The risks of long distance running

This year’s London marathon saw the tragic death of Claire Squires. Subsequent media stories revealed that Claire’s was the eleventh such death since the event began in 1981. From this one can (in a sense) gauge the relative riskiness of marathon and long distance running as a sport. From 1981 until 2012 there have been about 850,000 competitors. Taking 4 hours as a rough race time means that competitors have collectively spent around 3.4 million hours on the course. A sometimes used risk statistic for comparative purposes is the death rate per 100 million hours of an activity, known as the FAR (Fatal Accident Rate). From this:

FAR for London marathon ≈ (100/3.4) x 11 ≈ 320 fatalities per 100 million hours

Budapest marathon 2011

How does this compare with other sports and other activities? Back in 1998 I made a study of fatal and non-fatal accident rates for a range of sports ranging from mountaineering to badminton (J. Sports, Exercise and Injury, 1998; 4:3-9).
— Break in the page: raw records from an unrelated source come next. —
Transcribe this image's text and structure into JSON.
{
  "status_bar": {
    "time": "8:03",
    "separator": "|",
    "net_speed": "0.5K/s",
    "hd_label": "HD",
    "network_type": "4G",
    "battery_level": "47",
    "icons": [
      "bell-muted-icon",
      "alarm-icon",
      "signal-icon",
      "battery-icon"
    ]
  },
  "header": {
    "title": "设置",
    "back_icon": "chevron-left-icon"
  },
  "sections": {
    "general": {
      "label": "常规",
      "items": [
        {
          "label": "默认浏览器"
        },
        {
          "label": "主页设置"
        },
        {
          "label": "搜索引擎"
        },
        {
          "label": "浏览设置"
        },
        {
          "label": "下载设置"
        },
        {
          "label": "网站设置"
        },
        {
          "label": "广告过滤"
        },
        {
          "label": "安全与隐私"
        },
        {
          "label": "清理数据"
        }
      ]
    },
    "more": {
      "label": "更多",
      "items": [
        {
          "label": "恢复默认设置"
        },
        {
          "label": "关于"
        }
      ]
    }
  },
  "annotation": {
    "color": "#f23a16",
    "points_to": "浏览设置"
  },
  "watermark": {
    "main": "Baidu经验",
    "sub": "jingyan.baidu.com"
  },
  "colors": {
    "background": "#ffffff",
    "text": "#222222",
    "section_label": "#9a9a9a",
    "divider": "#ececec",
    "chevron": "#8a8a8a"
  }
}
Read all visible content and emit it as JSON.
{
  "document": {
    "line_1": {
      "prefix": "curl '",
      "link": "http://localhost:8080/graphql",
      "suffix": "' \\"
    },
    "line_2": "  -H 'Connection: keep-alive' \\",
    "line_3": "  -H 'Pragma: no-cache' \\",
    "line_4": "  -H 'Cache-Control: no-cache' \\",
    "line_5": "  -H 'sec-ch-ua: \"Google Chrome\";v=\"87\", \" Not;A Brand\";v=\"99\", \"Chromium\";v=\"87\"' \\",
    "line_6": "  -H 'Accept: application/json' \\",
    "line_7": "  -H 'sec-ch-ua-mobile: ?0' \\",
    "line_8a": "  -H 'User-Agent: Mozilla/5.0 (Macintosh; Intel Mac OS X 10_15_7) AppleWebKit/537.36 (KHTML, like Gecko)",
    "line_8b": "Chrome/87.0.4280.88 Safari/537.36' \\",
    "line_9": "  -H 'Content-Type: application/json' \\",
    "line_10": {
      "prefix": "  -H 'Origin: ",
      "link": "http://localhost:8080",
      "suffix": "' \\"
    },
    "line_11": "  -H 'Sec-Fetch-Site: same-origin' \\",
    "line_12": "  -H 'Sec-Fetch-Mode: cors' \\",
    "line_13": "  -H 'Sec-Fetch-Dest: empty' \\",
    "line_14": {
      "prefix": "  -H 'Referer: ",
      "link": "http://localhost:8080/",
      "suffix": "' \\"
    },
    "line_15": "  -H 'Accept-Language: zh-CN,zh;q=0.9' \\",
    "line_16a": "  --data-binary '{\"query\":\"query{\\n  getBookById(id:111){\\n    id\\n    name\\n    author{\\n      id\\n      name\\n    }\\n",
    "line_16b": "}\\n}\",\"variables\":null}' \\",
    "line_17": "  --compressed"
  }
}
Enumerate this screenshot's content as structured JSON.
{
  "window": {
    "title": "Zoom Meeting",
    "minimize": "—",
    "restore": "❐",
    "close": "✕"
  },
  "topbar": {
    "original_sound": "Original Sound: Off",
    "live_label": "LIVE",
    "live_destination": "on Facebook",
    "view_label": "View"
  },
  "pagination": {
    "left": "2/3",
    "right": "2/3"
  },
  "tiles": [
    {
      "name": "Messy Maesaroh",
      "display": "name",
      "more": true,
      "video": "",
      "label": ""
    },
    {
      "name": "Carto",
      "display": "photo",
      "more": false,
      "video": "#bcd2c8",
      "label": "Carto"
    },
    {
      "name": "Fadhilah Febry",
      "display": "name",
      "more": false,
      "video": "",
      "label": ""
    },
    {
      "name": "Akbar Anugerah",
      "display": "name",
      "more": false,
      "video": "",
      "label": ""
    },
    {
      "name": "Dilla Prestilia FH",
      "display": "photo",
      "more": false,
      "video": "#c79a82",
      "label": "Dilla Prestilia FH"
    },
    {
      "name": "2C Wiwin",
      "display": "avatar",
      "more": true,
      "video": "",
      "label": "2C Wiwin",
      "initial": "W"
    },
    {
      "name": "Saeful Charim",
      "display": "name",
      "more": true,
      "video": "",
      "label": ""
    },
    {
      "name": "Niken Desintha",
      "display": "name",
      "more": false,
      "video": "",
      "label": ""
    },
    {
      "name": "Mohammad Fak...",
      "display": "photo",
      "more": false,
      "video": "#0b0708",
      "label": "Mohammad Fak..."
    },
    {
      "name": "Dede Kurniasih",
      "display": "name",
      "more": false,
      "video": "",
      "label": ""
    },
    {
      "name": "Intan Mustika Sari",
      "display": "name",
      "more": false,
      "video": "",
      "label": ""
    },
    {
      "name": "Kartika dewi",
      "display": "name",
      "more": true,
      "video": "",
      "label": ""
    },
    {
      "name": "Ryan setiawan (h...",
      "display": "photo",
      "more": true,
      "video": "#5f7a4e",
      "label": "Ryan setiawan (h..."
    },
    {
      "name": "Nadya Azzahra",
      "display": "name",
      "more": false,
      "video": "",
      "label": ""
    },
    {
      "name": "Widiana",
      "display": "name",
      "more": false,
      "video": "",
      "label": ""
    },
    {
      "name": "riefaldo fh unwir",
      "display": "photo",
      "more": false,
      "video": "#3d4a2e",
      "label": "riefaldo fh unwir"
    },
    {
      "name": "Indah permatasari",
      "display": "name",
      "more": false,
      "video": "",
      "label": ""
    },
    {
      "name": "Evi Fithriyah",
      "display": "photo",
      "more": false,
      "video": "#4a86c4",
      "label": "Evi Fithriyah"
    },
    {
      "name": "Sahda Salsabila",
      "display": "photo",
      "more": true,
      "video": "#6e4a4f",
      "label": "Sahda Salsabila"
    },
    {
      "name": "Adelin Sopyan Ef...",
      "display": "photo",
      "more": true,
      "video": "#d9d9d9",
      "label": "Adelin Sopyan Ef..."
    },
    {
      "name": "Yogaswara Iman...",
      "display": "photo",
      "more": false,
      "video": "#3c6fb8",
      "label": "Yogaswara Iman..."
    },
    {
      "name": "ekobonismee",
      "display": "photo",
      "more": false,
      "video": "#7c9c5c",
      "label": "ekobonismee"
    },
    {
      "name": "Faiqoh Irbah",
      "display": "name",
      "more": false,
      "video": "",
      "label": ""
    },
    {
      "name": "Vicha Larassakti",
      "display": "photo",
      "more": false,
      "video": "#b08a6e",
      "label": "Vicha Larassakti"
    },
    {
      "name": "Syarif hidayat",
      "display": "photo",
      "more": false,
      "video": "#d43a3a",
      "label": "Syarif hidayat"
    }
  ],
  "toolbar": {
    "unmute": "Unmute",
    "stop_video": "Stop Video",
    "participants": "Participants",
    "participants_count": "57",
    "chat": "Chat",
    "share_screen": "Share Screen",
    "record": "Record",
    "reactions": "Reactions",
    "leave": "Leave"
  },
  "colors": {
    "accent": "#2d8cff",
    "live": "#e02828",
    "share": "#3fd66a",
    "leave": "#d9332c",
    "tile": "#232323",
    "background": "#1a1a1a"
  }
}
At that time the data showed the most dangerous sport was that categorised as ‘air sports’ which included aerobatics, gliding, hang-gliding, micro-lights, paragliding etc, and which had a FAR in the region of 200. Mountaineering was next highest coming in the range of 30-60, but has since been displaced into third place by caving which comes in at about 160. Water-related sports such as swimming, boating and fishing all have FARs of around 10 to 20, and horse riding comes in at 10. Sports such as rugby, soccer, hockey, cricket and badminton lie in or close to the range of 1 to 3.

From this (see histogram) it can be seen that marathon running is at the high risk end of the spectrum in terms of the FAR yardstick when compared with other sports. This is also true if compared even with industries operating in challenging environments, such as offshore oil and gas, where the FAR as reported by the International Association of Oil and Gas Producers is in the range of 5 to 10.

More generally, within the UK, occupational fatality rates can be estimated from HSE statistics. The average FAR for all workers is around 15, rising to around 70 in construction and 240 in agriculture. Likewise, Department for Transport statistics report FARs for various modes of travel: car 9.8; motorcycle 430; pedal cycle 38; pedestrian 15; bus or coach 0.63; rail 1.5.

So if marathon running is so risky why do it? The answer is that participation brings huge rewards in terms of physical fitness and health, psychological benefits, and social ones too. Even businesses benefit. But the debate over the relative merits and demerits of participation in these kinds of relatively extreme pursuits has been with us for thousands of years. When the London marathon was first proposed by Chris Brasher and John Disley in the 1970s there were objections, for example, that entrance should at least be restricted to club athletes. And during the earlier 1967 Boston marathon a race official attempted to physically eject Kathrine Switzer from the supposedly all-male event on the grounds that “Anything long like 800m, or even longer, God forbid, was considered dangerous ………” for women.

Times, and views, have clearly changed, and to some extent this has been unavoidable given the accumulating evidence of the health benefits of sport. Thus, in the nineteenth century, the view of Reverend Charles Wadsworth, with reference to the Oxford and Cambridge boat race, that ‘no man in a racing boat could expect to live to the age of thirty,’ was gradually proven wrong by epidemiological research which showed life expectation to be greater for rowers than non-rowers by several years.

For a concise and enthralling account of the history of beliefs surrounding the benefits or otherwise of physical activity, see Domhnall MacAuley’s ‘A history of physical activity, health and medicine’.

The debate, of course, continues. But it does illustrate the importance of collecting evidence and not being overly reliant upon subjective opinion and prior beliefs.